Eroğlu sözlerine şöyle devam etti:
“Binalarda dükkân katı olarak kullanılan yerlerde depremin etkisi farklı olmaktadır. Dolayısıyla konutların altı mümkün mertebe dükkân ve mağaza olarak kullanılmamalıdır. Dükkân ve mağazalar ayrı bir proje olarak değerlendirilmelidir. Bazı belediyelerde yeterli sayıda teknik eleman olmamasına rağmen yüksek katlı binaların projeleri onaylanabilmektedir. Yeterli sayı ve yetkinlikte teknik personeli olmayan belediyelerden ruhsat verme işlemi, personel sayısını tamamlayana kadar askıya alınmalıdır. Binaların özellikle bodrum katlarında kaliteli bir su tecridi yapılması gerekmektedir. Aksi takdirde başta demir olmak üzere binada kullanılan yapı malzemelerinde erozyon ve tahribat meydana gelmektedir. Bazı binalarda inşaat sırasında farklı mimari uygulamalar yapılarak sarkma ve çıkıntılar kullanılmaktadır. Bu da muhtemel depremlerde ayrıca bir risk oluşturmaktadır. Dolayısıyla bu tür uygulamaların sınırlandırılması veya yasak hale getirilmesi gerekmektedir. Yetkin Mühendislik uygulamasının başlatılması gerekmektedir. Binaların periyodik muayenesine yönelik mevzuatın hazırlanmalı, bu kapsamda yapı denetime tabi yapıların 5 yıl içerisinde, yapı denetime tabi olmayan yapıların 2 yıl içerisinde periyodik muayenesinin yapılması gerekmektedir. Muayene şartlarını sağlamayan yapılar güçlendirilmeli veya yıkılmalıdır. Depreme dayanıklı bina inşasının en önemli unsuru olan usta, kalıpçı, betoncu, demirci gibi ara elemanların bir eğitime tabi tutulup bu eğitim neticesinde sertifika verilmesi çok faydalı olacaktır. İllerin risk ve risksizlik durumuna göre birbirleriyle eşleştirilmesi ve muhtemel bir afet durumunda diğer ilin afet olan ile hızlı bir şekilde müdahale etmesi. Bunun için 81 ilin birbiriyle veya gruplar halinde eşleştirmesinin yapılması gerekmektedir. Deprem bölgelerine koordinatör olarak vazifelendirilen Valilerin, daha önce o bölgede Valilik yapmış ve bölgeyi bilen kişilerden seçilmelidir. Bu valiler hâlihazırda farklı bir ilde vali veya Merkez Valisi olabilir. Afetlerden sonra bölgede arama, kurtarma ve benzer faaliyetlerde bulunacak ekiplerin, kendi ihtiyaçlarını kendileri karşılayacak şekilde donanımlı ve hazır hale getirilmesi gerekmektedir. Afet durumunda AFAD’ın depolarındaki malzemelere ilave olarak yurtiçi ve yurtdışında vatandaşlar, şirketler, sivil toplum kuruluşları, dernekler, vakıflar afetzedelere destek olmak gayesiyle ayni yardım göndermektedir.”

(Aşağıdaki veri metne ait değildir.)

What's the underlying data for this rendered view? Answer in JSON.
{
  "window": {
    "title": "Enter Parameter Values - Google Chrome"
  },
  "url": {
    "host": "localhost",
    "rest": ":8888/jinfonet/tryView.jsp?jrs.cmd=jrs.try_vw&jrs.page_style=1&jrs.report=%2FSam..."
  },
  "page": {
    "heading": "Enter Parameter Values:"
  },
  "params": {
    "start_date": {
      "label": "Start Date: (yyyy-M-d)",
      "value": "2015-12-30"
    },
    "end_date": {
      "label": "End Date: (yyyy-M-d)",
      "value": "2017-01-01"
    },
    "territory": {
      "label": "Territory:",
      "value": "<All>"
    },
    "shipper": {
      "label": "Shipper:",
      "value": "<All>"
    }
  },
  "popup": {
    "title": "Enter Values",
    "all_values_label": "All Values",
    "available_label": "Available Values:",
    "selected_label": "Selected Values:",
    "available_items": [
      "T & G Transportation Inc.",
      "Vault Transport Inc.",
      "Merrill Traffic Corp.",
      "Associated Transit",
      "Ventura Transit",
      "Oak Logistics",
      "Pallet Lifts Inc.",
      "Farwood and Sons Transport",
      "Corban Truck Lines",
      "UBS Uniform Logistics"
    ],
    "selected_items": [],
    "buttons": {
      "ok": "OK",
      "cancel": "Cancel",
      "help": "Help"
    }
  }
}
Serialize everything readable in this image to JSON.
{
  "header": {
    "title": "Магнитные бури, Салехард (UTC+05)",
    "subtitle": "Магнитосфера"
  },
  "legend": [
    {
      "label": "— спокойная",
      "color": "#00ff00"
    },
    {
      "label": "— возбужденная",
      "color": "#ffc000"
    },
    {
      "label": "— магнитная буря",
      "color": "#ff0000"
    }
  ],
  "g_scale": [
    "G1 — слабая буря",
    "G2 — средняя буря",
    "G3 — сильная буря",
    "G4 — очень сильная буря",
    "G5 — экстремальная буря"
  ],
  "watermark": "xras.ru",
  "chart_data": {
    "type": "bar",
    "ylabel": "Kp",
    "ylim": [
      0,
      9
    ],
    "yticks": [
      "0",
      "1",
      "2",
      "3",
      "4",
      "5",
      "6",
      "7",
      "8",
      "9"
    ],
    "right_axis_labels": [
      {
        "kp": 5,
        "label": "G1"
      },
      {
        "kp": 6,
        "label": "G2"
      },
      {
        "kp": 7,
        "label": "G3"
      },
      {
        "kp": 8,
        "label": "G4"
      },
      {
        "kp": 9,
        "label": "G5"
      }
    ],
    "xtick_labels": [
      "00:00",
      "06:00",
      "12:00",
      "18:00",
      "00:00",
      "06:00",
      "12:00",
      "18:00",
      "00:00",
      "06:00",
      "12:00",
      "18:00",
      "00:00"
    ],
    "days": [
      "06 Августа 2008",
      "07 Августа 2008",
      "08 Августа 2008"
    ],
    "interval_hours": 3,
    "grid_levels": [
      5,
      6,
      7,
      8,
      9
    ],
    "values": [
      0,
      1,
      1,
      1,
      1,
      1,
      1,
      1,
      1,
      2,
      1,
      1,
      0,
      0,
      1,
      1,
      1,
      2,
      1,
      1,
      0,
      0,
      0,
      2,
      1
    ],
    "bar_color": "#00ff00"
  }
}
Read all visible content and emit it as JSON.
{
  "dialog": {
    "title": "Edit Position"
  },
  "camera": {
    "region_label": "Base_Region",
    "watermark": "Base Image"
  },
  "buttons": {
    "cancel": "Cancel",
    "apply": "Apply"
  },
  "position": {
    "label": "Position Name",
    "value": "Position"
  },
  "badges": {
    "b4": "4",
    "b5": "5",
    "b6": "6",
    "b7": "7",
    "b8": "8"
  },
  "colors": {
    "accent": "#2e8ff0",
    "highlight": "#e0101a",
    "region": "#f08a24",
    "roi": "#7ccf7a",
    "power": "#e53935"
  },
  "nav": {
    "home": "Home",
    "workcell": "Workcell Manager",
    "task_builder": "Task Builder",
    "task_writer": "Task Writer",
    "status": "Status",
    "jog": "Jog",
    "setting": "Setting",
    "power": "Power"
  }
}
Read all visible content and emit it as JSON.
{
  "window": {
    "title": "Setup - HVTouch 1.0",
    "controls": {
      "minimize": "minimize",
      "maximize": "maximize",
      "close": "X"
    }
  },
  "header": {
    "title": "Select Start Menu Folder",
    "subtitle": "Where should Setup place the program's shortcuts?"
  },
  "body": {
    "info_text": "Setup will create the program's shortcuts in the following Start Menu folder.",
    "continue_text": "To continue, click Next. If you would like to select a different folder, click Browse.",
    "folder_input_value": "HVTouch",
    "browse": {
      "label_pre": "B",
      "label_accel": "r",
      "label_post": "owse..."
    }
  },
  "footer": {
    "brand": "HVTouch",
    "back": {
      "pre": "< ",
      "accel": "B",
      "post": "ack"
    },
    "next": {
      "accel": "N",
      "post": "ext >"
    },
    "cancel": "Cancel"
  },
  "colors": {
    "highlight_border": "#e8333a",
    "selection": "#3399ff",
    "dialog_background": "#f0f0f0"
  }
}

“RAPORU İLGİLİ HER YERE GÖNDERECEĞİZ”
Eroğlu sözlerini şöyle tamamladı: “Doğru cins ve doğru miktarda yardımın, ihtiyaç noktalarına sevk edilmesi gerekmektedir. Bunu yapabilmek için afet koordinasyon merkezinin bir Barkod Sistemi geliştirmesi gerekmektedir. Bu sistemle; Toplanan yardımların cins ve miktarını. Depoda ve sevk halinde olan yardımların cins ve miktarını Dağıtılan yardımların cinsini ve miktarını gerçek zamanlı olarak izlemesi gerekmektedir. Bütün tespit ve teklifleri tek tek saymak mümkün değil ancak deprem ile alakalı aklınıza gelebilecek her konu ve alanda çok önemli tekliflerimizin olduğu bir rapor ortaya çıkmıştır. Toplam 935 sayfalık bu raporun depremlerin afete dönüşmemesi için ülkemiz adına bir yol haritası olacağını düşünüyorum. Bu raporu ilgili bütün kamu kurum ve kuruluşlarına, üniversitelere ve sivil toplum kuruluşlarına göndereceğiz. İnşallah Meclis Başkanlığımız da raporun uygulanması konusunda bir çalışma yapacaktır. Sözlerimi burada tamamlarken Meclis Araştırma Komisyonumuzun her bir üyesine ayrı ayrı teşekkür ediyorum. Raporun yazım safhasında kurumlarımızdan gelen uzmanlara teşekkür ediyorum. Araştırma Komisyonumuza bizzat gelerek veya çevirim içi olarak katılıp katkı sunan kamu kurum ve kuruluş temsilcilerine, sivil toplum kuruluşlarına ve üniversitelerimizin değerli ilim insanlarına gönülden teşekkür ediyorum.”